O P Jakobsson, MD, PhD, plastic surgeon
Yes, as free-flap operations tend to take a long time with a large part of the body exposed. We certainly had problems until this was recognized and solved.
Olafur J
Date: 27 Jun 96
From: Daniel Sessler <76735.2602@CompuServe.COM>
To: Michael Jacobson
Thank you for including our recent NEJM article on your WWW site. Your summary is excellent and I have nothing to add to it. I would be pleased to respond to readers' questions.
Best, Dan.
September 5, 1996
Letters to the Editor about this article from the NEJM website.
December 3, 1996
From: wengered@chr.mts.kpnw.org.
HI,
What do you think of using normovolemic hemodilution to lessen the possibility of infection?
E. WENGER MD.
A quick literature search didn't turn up any obvious articles about how this technique affects wound infection rates, and I'm not sure how it would interact with perioperative normo- or hypothermia. I'll forward this question to Dr. Sessler, to see if he has anything to add. -- mj
Date: Mon, 21 Apr 1997 From: Arni Björnsson <arni.bjornsson@swipnet.se>
Arni Bjornsson MD, Dep of Anesthesiology
Univ. Hospital Linkoping
SWEDEN
The question is highly relevant. We have an infection problem in our spinal surgery unit. The patients are hemodiluted to Hb 8.0 mg/dL, the drained volume being replaced with saline and 4% albumin in a ratio 1:2.

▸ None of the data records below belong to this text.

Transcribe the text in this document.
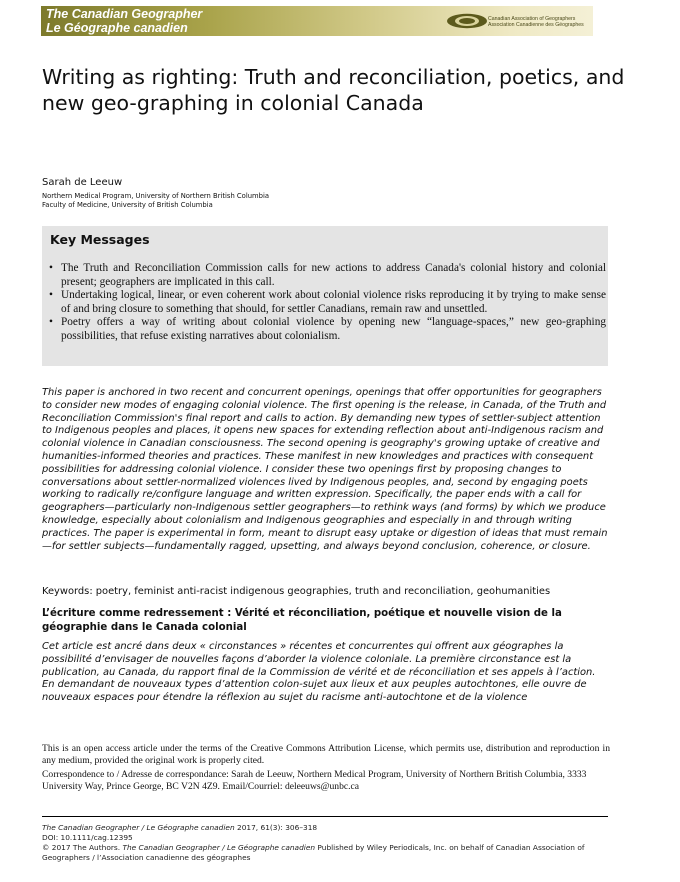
The Canadian Geographer
Le Géographe canadien
Canadian Association of Geographers
Association Canadienne des Géographes
Writing as righting: Truth and reconciliation, poetics, and new geo-graphing in colonial Canada
Sarah de Leeuw
Northern Medical Program, University of Northern British Columbia
Faculty of Medicine, University of British Columbia
Key Messages
• The Truth and Reconciliation Commission calls for new actions to address Canada's colonial history and colonial present; geographers are implicated in this call.
• Undertaking logical, linear, or even coherent work about colonial violence risks reproducing it by trying to make sense of and bring closure to something that should, for settler Canadians, remain raw and unsettled.
• Poetry offers a way of writing about colonial violence by opening new “language-spaces,” new geo-graphing possibilities, that refuse existing narratives about colonialism.

This paper is anchored in two recent and concurrent openings, openings that offer opportunities for geographers to consider new modes of engaging colonial violence. The first opening is the release, in Canada, of the Truth and Reconciliation Commission's final report and calls to action. By demanding new types of settler-subject attention to Indigenous peoples and places, it opens new spaces for extending reflection about anti-Indigenous racism and colonial violence in Canadian consciousness. The second opening is geography's growing uptake of creative and humanities-informed theories and practices. These manifest in new knowledges and practices with consequent possibilities for addressing colonial violence. I consider these two openings first by proposing changes to conversations about settler-normalized violences lived by Indigenous peoples, and, second by engaging poets working to radically re/configure language and written expression. Specifically, the paper ends with a call for geographers—particularly non-Indigenous settler geographers—to rethink ways (and forms) by which we produce knowledge, especially about colonialism and Indigenous geographies and especially in and through writing practices. The paper is experimental in form, meant to disrupt easy uptake or digestion of ideas that must remain—for settler subjects—fundamentally ragged, upsetting, and always beyond conclusion, coherence, or closure.

Keywords: poetry, feminist anti-racist indigenous geographies, truth and reconciliation, geohumanities
L’écriture comme redressement : Vérité et réconciliation, poétique et nouvelle vision de la géographie dans le Canada colonial

Cet article est ancré dans deux « circonstances » récentes et concurrentes qui offrent aux géographes la possibilité d’envisager de nouvelles façons d’aborder la violence coloniale. La première circonstance est la publication, au Canada, du rapport final de la Commission de vérité et de réconciliation et ses appels à l’action. En demandant de nouveaux types d’attention colon-sujet aux lieux et aux peuples autochtones, elle ouvre de nouveaux espaces pour étendre la réflexion au sujet du racisme anti-autochtone et de la violence

This is an open access article under the terms of the Creative Commons Attribution License, which permits use, distribution and reproduction in any medium, provided the original work is properly cited.

Correspondence to / Adresse de correspondance: Sarah de Leeuw, Northern Medical Program, University of Northern British Columbia, 3333 University Way, Prince George, BC V2N 4Z9. Email/Courriel: deleeuws@unbc.ca

The Canadian Geographer / Le Géographe canadien 2017, 61(3): 306–318
DOI: 10.1111/cag.12395
© 2017 The Authors. The Canadian Geographer / Le Géographe canadien Published by Wiley Periodicals, Inc. on behalf of Canadian Association of
Geographers / l’Association canadienne des géographes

Most of the patients have hypothermia (35 deg. Celcius) at the end of surgery. We routinely use plasma sequestration, red cell salvage (Haemonetics AT-1000) and platelet gel to minimize the intraoperative blood loss. Proper antibiotic therapy and skilled surgeons give good results but still the infection rate (20%) and subsequent reoperations should be lower.

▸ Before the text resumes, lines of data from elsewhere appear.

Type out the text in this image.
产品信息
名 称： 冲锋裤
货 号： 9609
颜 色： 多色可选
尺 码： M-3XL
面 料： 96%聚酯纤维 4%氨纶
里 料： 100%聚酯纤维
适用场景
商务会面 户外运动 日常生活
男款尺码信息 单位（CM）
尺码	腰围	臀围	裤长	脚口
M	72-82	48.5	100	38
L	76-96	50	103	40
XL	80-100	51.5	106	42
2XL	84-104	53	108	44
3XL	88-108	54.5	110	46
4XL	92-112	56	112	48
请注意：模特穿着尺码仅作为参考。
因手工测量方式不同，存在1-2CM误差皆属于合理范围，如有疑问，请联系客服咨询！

The theatre ventilation is being replaced and new routines in sterility are adapted. Still we can't keep the patients warm during these lengthy operations and I'm certain that is a contributing fact to the high infection rate.
Comments are welcome to:
arni.bjornsson@swipnet.se
arni.bjornsson@ane.us.lio.se
June 12, 1997
The New England Journal of Medicine just published a detailed review
of the topic of perioperative hypothermia (N Engl J Med 336:1730-7) by
Dr. Daniel Sessler, corresponding author of this study.
Date: Fri, 20 Jun 1997
From: Frank Lloyd <flloyd@delphi.com>
Wound infections can be treated on outpatient basis. So if wound infection is the cause of prolonged hosp stay, it may be associated with other factors.

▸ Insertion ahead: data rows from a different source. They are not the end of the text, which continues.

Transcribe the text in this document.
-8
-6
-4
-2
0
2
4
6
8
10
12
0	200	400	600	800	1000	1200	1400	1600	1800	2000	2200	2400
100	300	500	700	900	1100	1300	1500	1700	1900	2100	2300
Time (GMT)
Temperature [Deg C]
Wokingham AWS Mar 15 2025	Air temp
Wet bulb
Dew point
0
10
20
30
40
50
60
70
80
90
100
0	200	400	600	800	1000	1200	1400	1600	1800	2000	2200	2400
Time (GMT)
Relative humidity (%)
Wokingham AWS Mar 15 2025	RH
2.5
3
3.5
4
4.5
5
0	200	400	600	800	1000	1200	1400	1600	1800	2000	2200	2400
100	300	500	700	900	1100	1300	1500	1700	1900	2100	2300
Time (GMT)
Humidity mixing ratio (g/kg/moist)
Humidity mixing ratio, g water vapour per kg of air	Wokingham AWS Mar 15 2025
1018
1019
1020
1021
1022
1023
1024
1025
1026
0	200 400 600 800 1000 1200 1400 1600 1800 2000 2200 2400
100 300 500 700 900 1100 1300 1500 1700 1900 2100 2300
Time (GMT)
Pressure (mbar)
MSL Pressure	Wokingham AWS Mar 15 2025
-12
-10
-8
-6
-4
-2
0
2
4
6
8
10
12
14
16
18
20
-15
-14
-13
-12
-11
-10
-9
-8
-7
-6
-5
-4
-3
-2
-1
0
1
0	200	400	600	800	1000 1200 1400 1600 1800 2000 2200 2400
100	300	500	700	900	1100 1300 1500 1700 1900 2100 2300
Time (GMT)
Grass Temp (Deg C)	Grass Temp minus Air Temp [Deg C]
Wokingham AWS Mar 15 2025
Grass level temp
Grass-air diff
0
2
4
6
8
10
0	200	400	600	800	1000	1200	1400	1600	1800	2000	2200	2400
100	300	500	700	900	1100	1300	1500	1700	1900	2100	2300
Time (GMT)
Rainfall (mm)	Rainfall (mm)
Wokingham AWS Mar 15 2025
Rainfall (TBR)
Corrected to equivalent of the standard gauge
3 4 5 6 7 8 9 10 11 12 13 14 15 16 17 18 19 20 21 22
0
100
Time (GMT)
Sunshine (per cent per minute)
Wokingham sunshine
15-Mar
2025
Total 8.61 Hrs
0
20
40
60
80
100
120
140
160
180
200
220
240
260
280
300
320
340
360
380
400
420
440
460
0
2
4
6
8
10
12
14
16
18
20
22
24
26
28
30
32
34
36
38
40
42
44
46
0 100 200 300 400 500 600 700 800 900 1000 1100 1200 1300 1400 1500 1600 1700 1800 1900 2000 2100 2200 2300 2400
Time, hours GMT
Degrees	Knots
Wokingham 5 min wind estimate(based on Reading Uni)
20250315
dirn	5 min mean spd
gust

Good study, although the ethics could be questioned, as was done.
Frank Lloyd
Date: Tue, 19 Aug 1997
From: Wengeredu@aol.com
I would like to add that hotline fluid warming by itself fails to maintain normothermia. The claim by some physicians that fluid warming alone will maintain normothermia doesn’t agree with much of what is known about perioperative heat balance and seems inconsistent with the laws of thermodynamics.
E. Wenger MD
Anesthesiologist
wengeredu@aol.com
All I remember of the laws of thermodynamics is that entropy is constantly increasing, which the surface of my desk confirms daily. -- mj
From: Alo IPSS [aihuancayo@aloipss.sld.pe]
Sent: Tuesday, February 16, 1999
I think the article is very interesting, because for the general surgeon
hypothermia may not be so important, but for pediatric surgeon it is very
important. Perhaps it´s necesary to use
warm or radiant table in operatory room as in pediatric surgery
for maintenance of normothermia.
José Cárdenas, M.D.- Pediatric Surgeon.